Featured Family Fun:
Turpentine Creek Wildlife Refuge

Meet the big cats at Turpentine Creek Wildlife Refuge

There’s nothing like seeing a big cat in person, and that happens every day at Turpentine Creek Wildlife Refuge. Founded to provide lifetime care for abandoned, abused and neglected big cats, the refuge focuses on tigers, lions, leopards and cougars.

Turpentine Creek has been rescuing animals for decades, taking in nine cats from Boone County, Ark., in 1996, six cats from Quitman, Ark., in 2002, seven big cats, a bear and a coatimundi from Branson West, Mo., in 2009, 27 tigers and one cougar from Crawford County, Ark., in 2013 and 115 animals from a zoological and animal exhibitor park in Colorado in 2016. It’s important to everyone at Turpentine Creek to treat each animal with dignity and compassion. Over the years, the refuge has developed a reputation for compassionate care across the country, especially with law enforcement and universities.

To date, hundreds of big cats and bears have been rescued by Turpentine Creek from Arkansas, Missouri, Texas, Oklahoma, New York, Kansas, Ohio, Indiana, Kentucky, Montana, Tennessee and Colorado. Turpentine Creek doesn’t allow breeding of any kind, and all cages and habitat areas are cleaned daily no matter the weather, with water dishes cleaned and filled three times a day.

To date, hundreds of big cats and bears have been rescued by Turpentine Creek from Arkansas, Missouri, Texas, Oklahoma, New York, Kansas, Ohio, Indiana, Kentucky, Montana, Tennessee and Colorado.

The refuge is open from 9 a.m. to 6 p.m. during the summer, closing during extreme weather conditions. There’s lots to do when you’re there: guided habitat tours, the discovery area, keeper talks, educational programming and exclusive behind-the-scene tours. The guided habitat tour takes visitors where the majority of the large cats’ habitats are located. The only way to see these habitats is during a guided tour, so we wouldn’t miss it.

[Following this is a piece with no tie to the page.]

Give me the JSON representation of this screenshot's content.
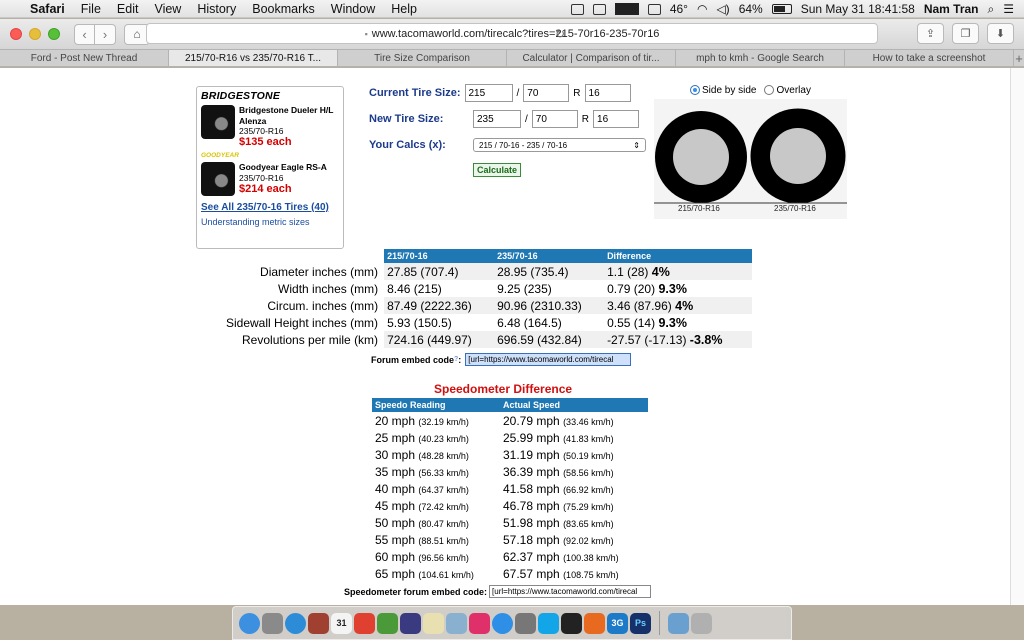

Walking tours leave every hour on the hour, while guided trolley tours leave every hour on the half hour.

During the exclusive behind-the-scenes tour, visitors see areas not open to the public and learn more about how the refuge works. Though these tours must be scheduled at least three days in advance and cost extra, we think it’s worth it discover new information on the big cats.

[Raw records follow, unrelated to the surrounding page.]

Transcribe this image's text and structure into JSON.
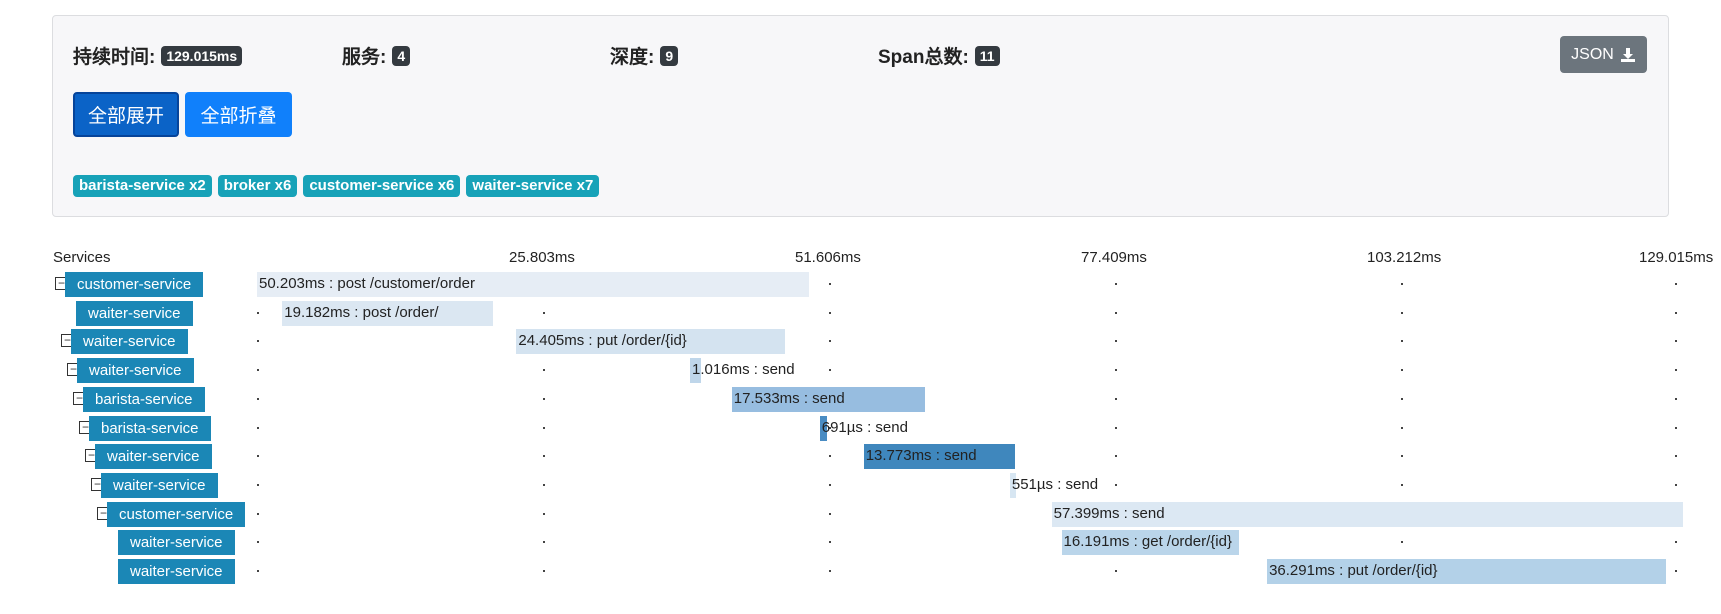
{
  "summary": {
    "duration_label": "持续时间:",
    "duration_value": "129.015ms",
    "services_label": "服务:",
    "services_value": "4",
    "depth_label": "深度:",
    "depth_value": "9",
    "spans_label": "Span总数:",
    "spans_value": "11",
    "json_button_label": "JSON",
    "expand_all_label": "全部展开",
    "collapse_all_label": "全部折叠",
    "service_tags": [
      "barista-service x2",
      "broker x6",
      "customer-service x6",
      "waiter-service x7"
    ]
  },
  "timeline": {
    "services_header": "Services",
    "total_ms": 129.015,
    "ticks": [
      "25.803ms",
      "51.606ms",
      "77.409ms",
      "103.212ms",
      "129.015ms"
    ],
    "spans": [
      {
        "service": "customer-service",
        "label": "50.203ms : post /customer/order",
        "start_ms": 0,
        "duration_ms": 50.203,
        "depth": 0,
        "collapsible": true,
        "color": "#e6edf5"
      },
      {
        "service": "waiter-service",
        "label": "19.182ms : post /order/",
        "start_ms": 2.3,
        "duration_ms": 19.182,
        "depth": 1,
        "collapsible": false,
        "color": "#dbe7f2"
      },
      {
        "service": "waiter-service",
        "label": "24.405ms : put /order/{id}",
        "start_ms": 23.6,
        "duration_ms": 24.405,
        "depth": 1,
        "collapsible": true,
        "color": "#d4e3f0"
      },
      {
        "service": "waiter-service",
        "label": "1.016ms : send",
        "start_ms": 39.4,
        "duration_ms": 1.016,
        "depth": 2,
        "collapsible": true,
        "color": "#bfd6ea"
      },
      {
        "service": "barista-service",
        "label": "17.533ms : send",
        "start_ms": 43.2,
        "duration_ms": 17.533,
        "depth": 3,
        "collapsible": true,
        "color": "#97bde0"
      },
      {
        "service": "barista-service",
        "label": "691µs : send",
        "start_ms": 51.2,
        "duration_ms": 0.691,
        "depth": 4,
        "collapsible": true,
        "color": "#4a8cc3"
      },
      {
        "service": "waiter-service",
        "label": "13.773ms : send",
        "start_ms": 55.2,
        "duration_ms": 13.773,
        "depth": 5,
        "collapsible": true,
        "color": "#3f87bd"
      },
      {
        "service": "waiter-service",
        "label": "551µs : send",
        "start_ms": 68.5,
        "duration_ms": 0.551,
        "depth": 6,
        "collapsible": true,
        "color": "#d7e6f2"
      },
      {
        "service": "customer-service",
        "label": "57.399ms : send",
        "start_ms": 72.3,
        "duration_ms": 57.399,
        "depth": 7,
        "collapsible": true,
        "color": "#dce8f3"
      },
      {
        "service": "waiter-service",
        "label": "16.191ms : get /order/{id}",
        "start_ms": 73.2,
        "duration_ms": 16.191,
        "depth": 8,
        "collapsible": false,
        "color": "#bad5ea"
      },
      {
        "service": "waiter-service",
        "label": "36.291ms : put /order/{id}",
        "start_ms": 91.9,
        "duration_ms": 36.291,
        "depth": 8,
        "collapsible": false,
        "color": "#b3d1e8"
      }
    ]
  }
}
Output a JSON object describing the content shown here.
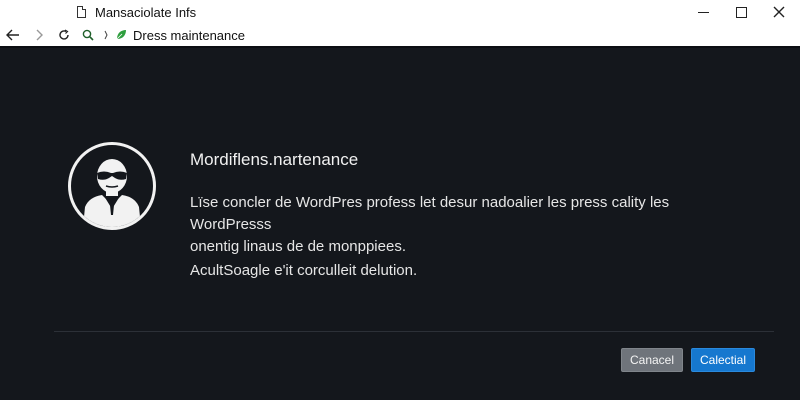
{
  "window": {
    "title": "Mansaciolate Infs",
    "address": "Dress maintenance"
  },
  "dialog": {
    "title": "Mordiflens.nartenance",
    "body_line1": "Lïse concler de WordPres profess let desur nadoalier les press cality les WordPresss",
    "body_line2": "onentig linaus de de monppiees.",
    "secondary": "AcultSoagle e'it corculleit delution.",
    "cancel_label": "Canacel",
    "confirm_label": "Calectial"
  },
  "icons": {
    "document": "document-icon",
    "back": "back-arrow-icon",
    "forward": "forward-arrow-icon",
    "reload": "reload-icon",
    "search": "search-icon",
    "separator": "separator-icon",
    "leaf": "leaf-icon",
    "avatar": "avatar-icon",
    "minimize": "minimize-icon",
    "maximize": "maximize-icon",
    "close": "close-icon"
  },
  "colors": {
    "content_background": "#14171c",
    "confirm_button": "#1678cf",
    "cancel_button": "#6f747b",
    "leaf_green": "#2e9e3e"
  }
}
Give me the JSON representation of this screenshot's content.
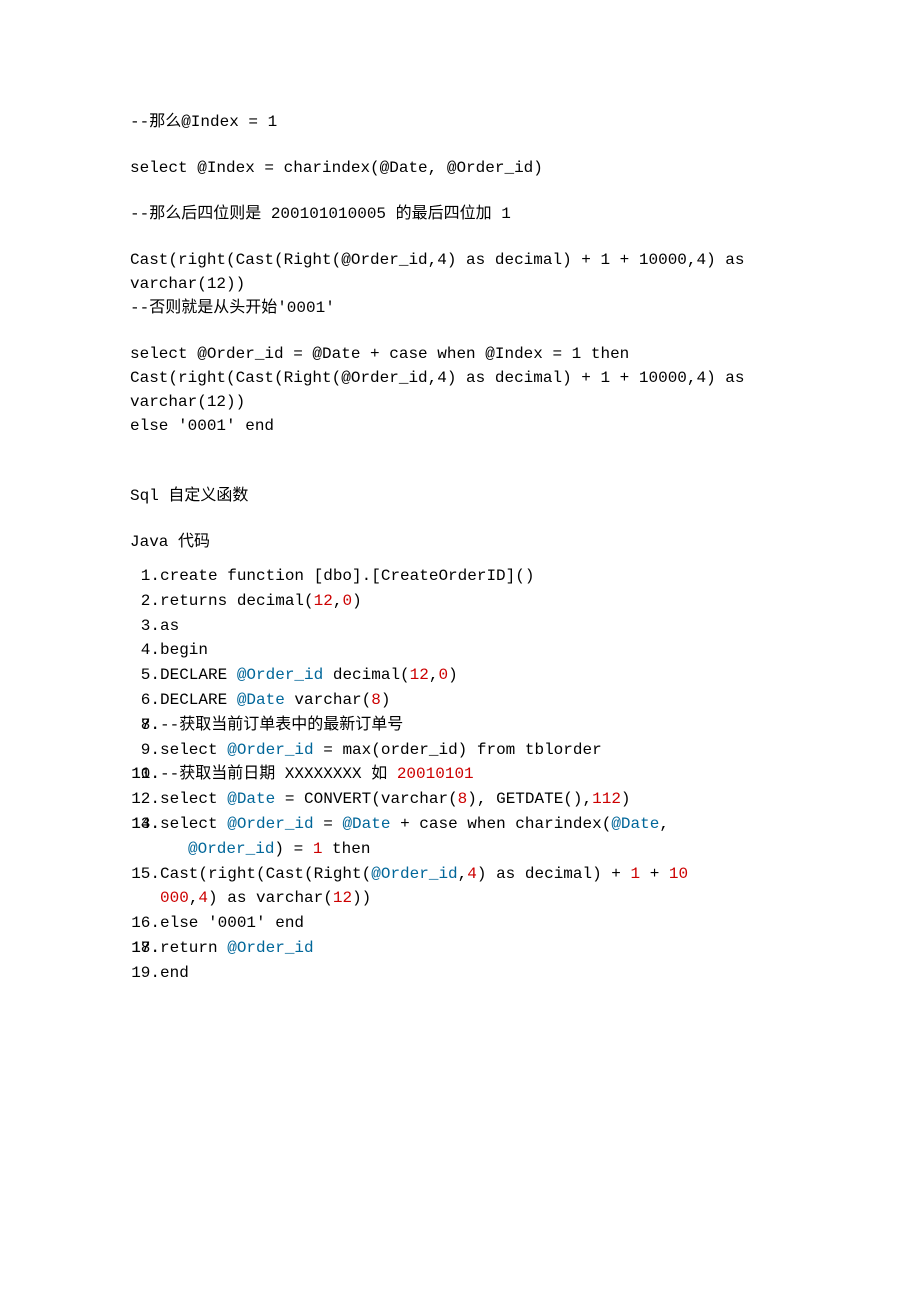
{
  "p1": "--那么@Index = 1",
  "p2": "select @Index = charindex(@Date, @Order_id)",
  "p3_a": "--那么后四位则是 ",
  "p3_b": "200101010005",
  "p3_c": " 的最后四位加 ",
  "p3_d": "1",
  "p4": "Cast(right(Cast(Right(@Order_id,4) as decimal) + 1 + 10000,4) as varchar(12))\n--否则就是从头开始'0001'",
  "p5": "select @Order_id = @Date + case when @Index = 1 then Cast(right(Cast(Right(@Order_id,4) as decimal) + 1 + 10000,4) as varchar(12))\nelse '0001' end",
  "p6": "Sql 自定义函数",
  "p7": "Java 代码",
  "code": {
    "l1_a": "create  function  [dbo].[CreateOrderID]()",
    "l2_a": "returns  decimal",
    "l2_b": "(",
    "l2_c": "12",
    "l2_d": ",",
    "l2_e": "0",
    "l2_f": ")",
    "l3": "as",
    "l4": "begin",
    "l5_a": "  DECLARE  ",
    "l5_b": "@Order_id",
    "l5_c": "  decimal(",
    "l5_d": "12",
    "l5_e": ",",
    "l5_f": "0",
    "l5_g": ")",
    "l6_a": "  DECLARE  ",
    "l6_b": "@Date",
    "l6_c": "  varchar(",
    "l6_d": "8",
    "l6_e": ")",
    "l7": " ",
    "l8": "  --获取当前订单表中的最新订单号",
    "l9_a": "  select  ",
    "l9_b": "@Order_id",
    "l9_c": "  =  max(order_id)  from  tblorder",
    "l10": " ",
    "l11_a": "  --获取当前日期 XXXXXXXX 如 ",
    "l11_b": "20010101",
    "l12_a": "  select  ",
    "l12_b": "@Date",
    "l12_c": "  =  CONVERT(varchar(",
    "l12_d": "8",
    "l12_e": "),  GETDATE(),",
    "l12_f": "112",
    "l12_g": ")",
    "l13": " ",
    "l14_a": "  select  ",
    "l14_b": "@Order_id",
    "l14_c": "  =  ",
    "l14_d": "@Date",
    "l14_e": "  +  case  when  charindex(",
    "l14_f": "@Date",
    "l14_g": ", ",
    "l14_h": "@Order_id",
    "l14_i": ")  =  ",
    "l14_j": "1",
    "l14_k": "  then",
    "l15_a": "  Cast(right(Cast(Right(",
    "l15_b": "@Order_id",
    "l15_c": ",",
    "l15_d": "4",
    "l15_e": ")  as  decimal)  +  ",
    "l15_f": "1",
    "l15_g": "  +  ",
    "l15_h": "10",
    "l15_i": "000",
    "l15_j": ",",
    "l15_k": "4",
    "l15_l": ")  as  varchar(",
    "l15_m": "12",
    "l15_n": "))",
    "l16": "  else  '0001'  end",
    "l17": " ",
    "l18_a": "       return  ",
    "l18_b": "@Order_id",
    "l19": "end"
  }
}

In the discovery area, visitors can venture around the open area of the park to see the smaller animals that live there. Stroll down the bear tunnel to see the bears and some of the big cats, and stick around for the keeper talks. Keeper talks take place at 10:40 a.m. and 2:40 p.m. on Saturday and 10:40 a.m. on Sundays, offering an opportunity to hear from a zoologist about the big cats. The topics vary from specific information on different species to general information on all the big cats.

You can prolong your visit by staying overnight at the refuge. Turpentine Creek offers a few different accommodations, including the Tigris Tent, Siberian Suite, Bengal Suite, Okavango Suite, Kilimanjaro Suite, Serengeti Suite, Congo Suite and some spots for an RV or tent.

There are so many opportunities for the whole family to make memories at the refuge. No matter how you spend your time at Turpentine Creek, we hope you say hi to our four-legged friends Rocklyn, Daniel and Shasta, and maybe take home the purrfect trinket from the gift shop.